• Jean-Pierre Kerckhofs
    Appel Pour une école démocratique (Aped)
  • Philippe Schmetz
    Appel Pour une école démocratique (Aped)

« La misère de l’enseignement est le fruit d’un choix politique »

Le financement de notre enseignement est-il à la hauteur de ses besoins ? Attaché à une véritable démocratisation de l’école, permettant à tous les jeunes de forger les armes d’une citoyenneté pleinement digne, l’Aped ne peut répondre que par la négative. Les résultats moyens de nos élèves sont très… moyens. Et l’Unicef stigmatise la Belgique pour ses inégalités scolaires records.

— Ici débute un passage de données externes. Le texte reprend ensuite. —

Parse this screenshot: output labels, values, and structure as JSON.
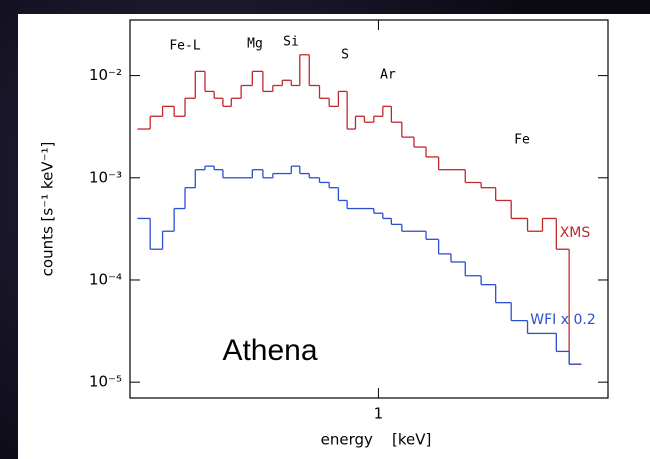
{
  "chart_data": {
    "type": "step",
    "xlabel": "energy    [keV]",
    "ylabel": "counts [s⁻¹ keV⁻¹]",
    "log_x": true,
    "log_y": true,
    "xlim": [
      0.25,
      3.6
    ],
    "xticks": [
      1
    ],
    "ylim": [
      7e-06,
      0.035
    ],
    "yticks": [
      {
        "value": 0.01,
        "label": "10⁻²"
      },
      {
        "value": 0.001,
        "label": "10⁻³"
      },
      {
        "value": 0.0001,
        "label": "10⁻⁴"
      },
      {
        "value": 1e-05,
        "label": "10⁻⁵"
      }
    ],
    "x": [
      0.27,
      0.29,
      0.31,
      0.33,
      0.35,
      0.37,
      0.39,
      0.41,
      0.43,
      0.45,
      0.48,
      0.51,
      0.54,
      0.57,
      0.6,
      0.63,
      0.66,
      0.7,
      0.74,
      0.78,
      0.82,
      0.86,
      0.9,
      0.95,
      1.0,
      1.05,
      1.1,
      1.18,
      1.26,
      1.35,
      1.45,
      1.55,
      1.7,
      1.85,
      2.0,
      2.2,
      2.4,
      2.6,
      2.8,
      3.0
    ],
    "series": [
      {
        "name": "XMS",
        "color": "#c0282b",
        "values": [
          0.003,
          0.004,
          0.005,
          0.004,
          0.006,
          0.011,
          0.007,
          0.006,
          0.005,
          0.006,
          0.008,
          0.011,
          0.007,
          0.008,
          0.009,
          0.008,
          0.016,
          0.008,
          0.006,
          0.005,
          0.007,
          0.003,
          0.004,
          0.0035,
          0.004,
          0.005,
          0.0035,
          0.0025,
          0.002,
          0.0016,
          0.0012,
          0.0012,
          0.0009,
          0.0008,
          0.0006,
          0.0004,
          0.0003,
          0.0004,
          0.0002,
          1.5e-05
        ]
      },
      {
        "name": "WFI x 0.2",
        "color": "#2a4fd0",
        "values": [
          0.0004,
          0.0002,
          0.0003,
          0.0005,
          0.0008,
          0.0012,
          0.0013,
          0.0012,
          0.001,
          0.001,
          0.001,
          0.0012,
          0.001,
          0.0011,
          0.0011,
          0.0013,
          0.0011,
          0.001,
          0.0009,
          0.0008,
          0.0006,
          0.0005,
          0.0005,
          0.0005,
          0.00045,
          0.0004,
          0.00035,
          0.0003,
          0.0003,
          0.00025,
          0.00018,
          0.00015,
          0.00011,
          9e-05,
          6e-05,
          4e-05,
          3e-05,
          3e-05,
          2e-05,
          1.5e-05
        ]
      }
    ],
    "annotations": [
      "Fe-L",
      "Mg",
      "Si",
      "S",
      "Ar",
      "Fe",
      "Athena"
    ]
  }
}
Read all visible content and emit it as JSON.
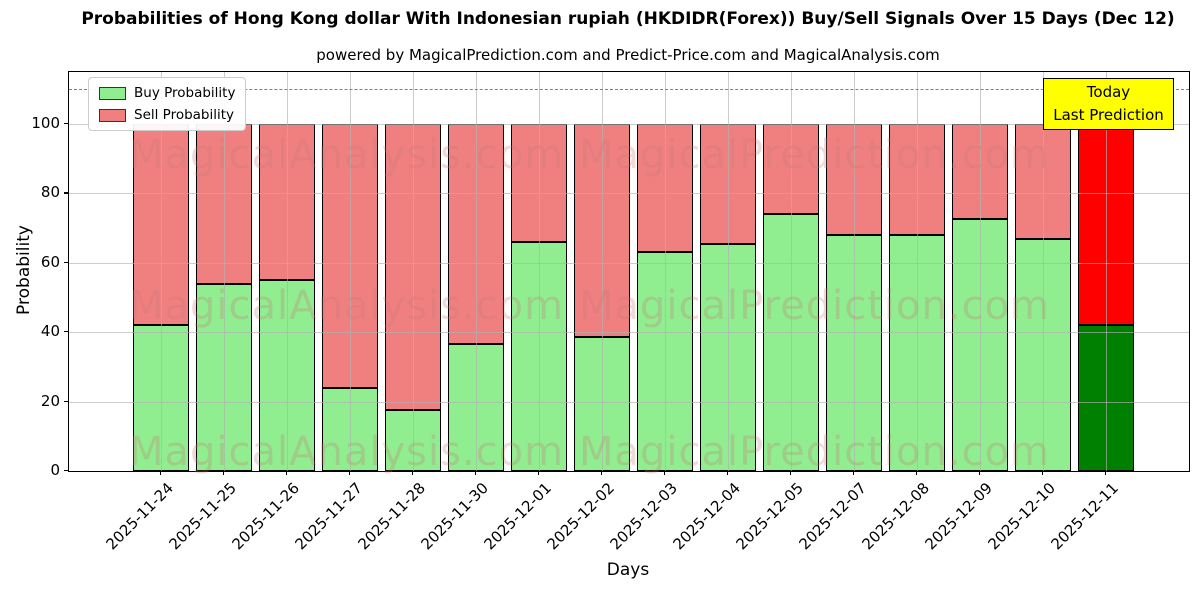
{
  "title": "Probabilities of Hong Kong dollar With Indonesian rupiah (HKDIDR(Forex)) Buy/Sell Signals Over 15 Days (Dec 12)",
  "subtitle": "powered by MagicalPrediction.com and Predict-Price.com and MagicalAnalysis.com",
  "legend": {
    "buy_label": "Buy Probability",
    "sell_label": "Sell Probability"
  },
  "annotation": {
    "line1": "Today",
    "line2": "Last Prediction"
  },
  "watermarks": {
    "left": "MagicalAnalysis.com",
    "right": "MagicalPrediction.com"
  },
  "colors": {
    "buy": "#90ee90",
    "sell": "#f08080",
    "buy_today": "#008000",
    "sell_today": "#ff0000",
    "bar_edge": "#000000",
    "grid": "#b0b0b0",
    "dashed_line": "#808080",
    "annotation_bg": "#ffff00",
    "watermark": "#c87878",
    "legend_border": "#cccccc"
  },
  "chart_data": {
    "type": "bar",
    "stacked": true,
    "title": "Probabilities of Hong Kong dollar With Indonesian rupiah (HKDIDR(Forex)) Buy/Sell Signals Over 15 Days (Dec 12)",
    "xlabel": "Days",
    "ylabel": "Probability",
    "categories": [
      "2025-11-24",
      "2025-11-25",
      "2025-11-26",
      "2025-11-27",
      "2025-11-28",
      "2025-11-30",
      "2025-12-01",
      "2025-12-02",
      "2025-12-03",
      "2025-12-04",
      "2025-12-05",
      "2025-12-07",
      "2025-12-08",
      "2025-12-09",
      "2025-12-10",
      "2025-12-11"
    ],
    "series": [
      {
        "name": "Buy Probability",
        "values": [
          42,
          54,
          55,
          24,
          17.5,
          36.5,
          66,
          38.5,
          63,
          65.5,
          74,
          68,
          68,
          72.5,
          67,
          42
        ]
      },
      {
        "name": "Sell Probability",
        "values": [
          58,
          46,
          45,
          76,
          82.5,
          63.5,
          34,
          61.5,
          37,
          34.5,
          26,
          32,
          32,
          27.5,
          33,
          58
        ]
      }
    ],
    "yticks": [
      0,
      20,
      40,
      60,
      80,
      100
    ],
    "ylim": [
      0,
      115
    ],
    "dashed_line_y": 110,
    "grid": true,
    "legend_position": "upper left",
    "today_index": 15
  }
}
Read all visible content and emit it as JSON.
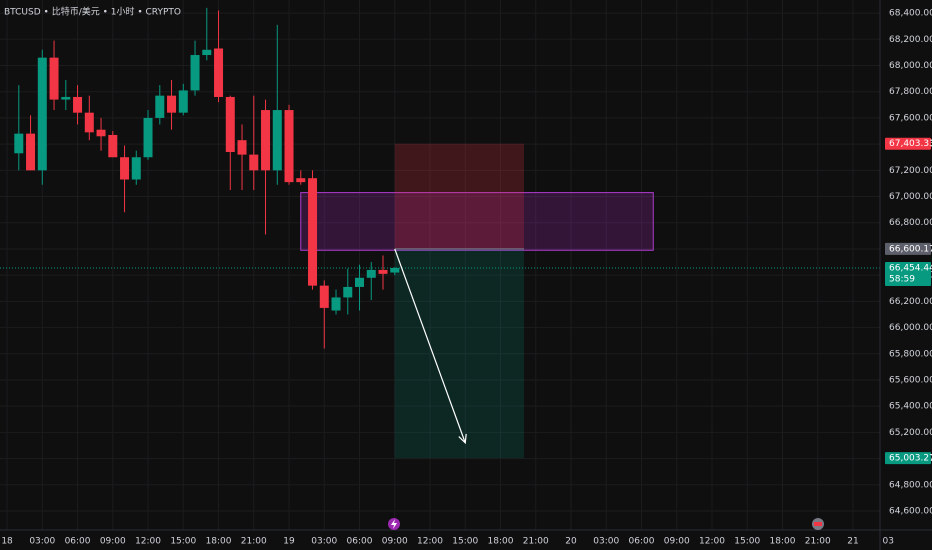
{
  "chart_data": {
    "type": "candlestick",
    "title": "BTCUSD • 比特币/美元 • 1小时 • CRYPTO",
    "up_color": "#089981",
    "down_color": "#f23645",
    "x": [
      1,
      2,
      3,
      4,
      5,
      6,
      7,
      8,
      9,
      10,
      11,
      12,
      13,
      14,
      15,
      16,
      17,
      18,
      19,
      20,
      21,
      22,
      23,
      24,
      25,
      26,
      27,
      28,
      29,
      30,
      31,
      32,
      33
    ],
    "open": [
      67330,
      67480,
      67200,
      68060,
      67740,
      67760,
      67640,
      67510,
      67470,
      67300,
      67130,
      67300,
      67600,
      67770,
      67640,
      67810,
      68080,
      68130,
      67760,
      67430,
      67320,
      67660,
      67200,
      67660,
      67140,
      67140,
      66320,
      66130,
      66230,
      66310,
      66380,
      66440,
      66420
    ],
    "high": [
      67850,
      67620,
      68120,
      68190,
      67890,
      67850,
      67770,
      67600,
      67500,
      67390,
      67350,
      67660,
      67850,
      67890,
      67860,
      68190,
      68440,
      68420,
      67770,
      67550,
      67770,
      67740,
      68310,
      67700,
      67200,
      67200,
      66360,
      66290,
      66450,
      66480,
      66500,
      66550,
      66460
    ],
    "low": [
      67200,
      67200,
      67090,
      67660,
      67660,
      67550,
      67430,
      67350,
      67300,
      66880,
      67090,
      67280,
      67550,
      67510,
      67620,
      67770,
      68040,
      67720,
      67050,
      67050,
      67050,
      66710,
      67090,
      67090,
      67090,
      66290,
      65840,
      66100,
      66100,
      66130,
      66210,
      66290,
      66400
    ],
    "close": [
      67480,
      67200,
      68060,
      67740,
      67760,
      67640,
      67490,
      67460,
      67300,
      67130,
      67300,
      67600,
      67770,
      67640,
      67810,
      68080,
      68120,
      67760,
      67340,
      67320,
      67200,
      67200,
      67660,
      67110,
      67110,
      66320,
      66150,
      66230,
      66310,
      66380,
      66440,
      66410,
      66454.44
    ],
    "xlim": [
      -0.6,
      74.3
    ],
    "xticks": [
      {
        "value": 0,
        "label": "18"
      },
      {
        "value": 3,
        "label": "03:00"
      },
      {
        "value": 6,
        "label": "06:00"
      },
      {
        "value": 9,
        "label": "09:00"
      },
      {
        "value": 12,
        "label": "12:00"
      },
      {
        "value": 15,
        "label": "15:00"
      },
      {
        "value": 18,
        "label": "18:00"
      },
      {
        "value": 21,
        "label": "21:00"
      },
      {
        "value": 24,
        "label": "19"
      },
      {
        "value": 27,
        "label": "03:00"
      },
      {
        "value": 30,
        "label": "06:00"
      },
      {
        "value": 33,
        "label": "09:00"
      },
      {
        "value": 36,
        "label": "12:00"
      },
      {
        "value": 39,
        "label": "15:00"
      },
      {
        "value": 42,
        "label": "18:00"
      },
      {
        "value": 45,
        "label": "21:00"
      },
      {
        "value": 48,
        "label": "20"
      },
      {
        "value": 51,
        "label": "03:00"
      },
      {
        "value": 54,
        "label": "06:00"
      },
      {
        "value": 57,
        "label": "09:00"
      },
      {
        "value": 60,
        "label": "12:00"
      },
      {
        "value": 63,
        "label": "15:00"
      },
      {
        "value": 66,
        "label": "18:00"
      },
      {
        "value": 69,
        "label": "21:00"
      },
      {
        "value": 72,
        "label": "21"
      },
      {
        "value": 75,
        "label": "03"
      }
    ],
    "ylim": [
      64455,
      68500
    ],
    "yticks": [
      {
        "value": 64600,
        "label": "64,600.00"
      },
      {
        "value": 64800,
        "label": "64,800.00"
      },
      {
        "value": 65000,
        "label": "65,000.00"
      },
      {
        "value": 65200,
        "label": "65,200.00"
      },
      {
        "value": 65400,
        "label": "65,400.00"
      },
      {
        "value": 65600,
        "label": "65,600.00"
      },
      {
        "value": 65800,
        "label": "65,800.00"
      },
      {
        "value": 66000,
        "label": "66,000.00"
      },
      {
        "value": 66200,
        "label": "66,200.00"
      },
      {
        "value": 66400,
        "label": "66,400.00"
      },
      {
        "value": 66600,
        "label": "66,600.00"
      },
      {
        "value": 66800,
        "label": "66,800.00"
      },
      {
        "value": 67000,
        "label": "67,000.00"
      },
      {
        "value": 67200,
        "label": "67,200.00"
      },
      {
        "value": 67400,
        "label": "67,400.00"
      },
      {
        "value": 67600,
        "label": "67,600.00"
      },
      {
        "value": 67800,
        "label": "67,800.00"
      },
      {
        "value": 68000,
        "label": "68,000.00"
      },
      {
        "value": 68200,
        "label": "68,200.00"
      },
      {
        "value": 68400,
        "label": "68,400.00"
      }
    ],
    "grid": true,
    "price_labels": [
      {
        "value": 67403.33,
        "label": "67,403.33",
        "color": "#f23645"
      },
      {
        "value": 66600.17,
        "label": "66,600.17",
        "color": "#5d606b"
      },
      {
        "value": 66454.44,
        "label": "66,454.44",
        "color": "#089981",
        "sub": "58:59"
      },
      {
        "value": 65003.27,
        "label": "65,003.27",
        "color": "#089981"
      }
    ],
    "position": {
      "start": 33,
      "end": 44
    },
    "zone": {
      "start": 25,
      "end": 55,
      "top": 67030,
      "bottom": 66590
    },
    "arrow": {
      "end_x": 39,
      "end_y": 65120
    }
  }
}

Certes, l’austérité financière n’explique pas tout. Des facteurs structurels sont aussi en cause : une ségrégation précoce en filières hiérarchisées, des effets de quasi-marché scolaire (réseaux, etc.). Il n’en demeure pas moins qu’un solide refinancement sera indispensable pour sortir de l’ornière. Pour « mettre le paquet » dans le fondamental, organiser des remédiations, réduire la taille des classes, réinvestir dans les bâtiments, dans le matériel didactique, revaloriser les enseignants et leur formation, etc.

Quelques chiffres. Pour 7% au début des années ’80, la Belgique ne consacre plus que 5% de son PIB à l’enseignement. Sur le PIB de 2010 – environ 345 milliards d’euros -, ces 2% de différence représentent une perte de 6,9 milliards. Sur base de la clé de répartition de 40/60, ça fait 2,8 milliards en moins pour les francophones ! Nous sommes bel et bien sous financés par rapport à il y a trente ans. Or, les difficultés sociales et les besoins n’ont fait que croître depuis lors…

Pour preuve de cette carence, la Flandre, parce qu’elle en a les moyens, injecte des fonds propres dans son enseignement. Et pas un peu. Les dépenses par élève y sont en moyenne 20% plus élevées qu’en Fédération Wallonie-Bruxelles (22% pour le fondamental). Difficile de ne pas y voir une des raisons de leurs meilleurs résultats.

Certains avanceront que notre système scolaire est dépensier. C’est pourtant faux. En l’occurrence, nous nous situons au milieu du classement des pays industrialisés (OCDE), les meilleurs systèmes dépensant en général plus que le nôtre.

M. Deschamps, monsieur « nous dépensons trop », raisonne curieusement à partir du PIB de la FWB. Outre qu’il s’agit d’une notion difficile à définir, le raisonnement ne laisse pas de nous surprendre : ainsi, puisque nous sommes moins riches que la Flandre, nous devrions dépenser moins. D’une part, c’est malheureusement ce qui se passe. D’autre part, cela revient à dire que les pauvres n’ont pas droit à un enseignement de qualité. L’Aped ne souscrit évidemment pas à une telle vision de la société.

Certains encore nous diront que nous rêvons, que les moyens d’un refinancement massif se sont envolés. Particulièrement en ces temps de crise. Rappelons cependant les sommes pharaoniques réunies pour sauver des banques, l’absence d’impôt sur la fortune, les pertes liées aux intérêts notionnels, les gigantesques cadeaux fiscaux octroyés aux multinationales, etc. La misère de l’enseignement, comme celle des autres services publics, est bien le fruit d’un choix politique. Marché ou démocratie, telle est la question.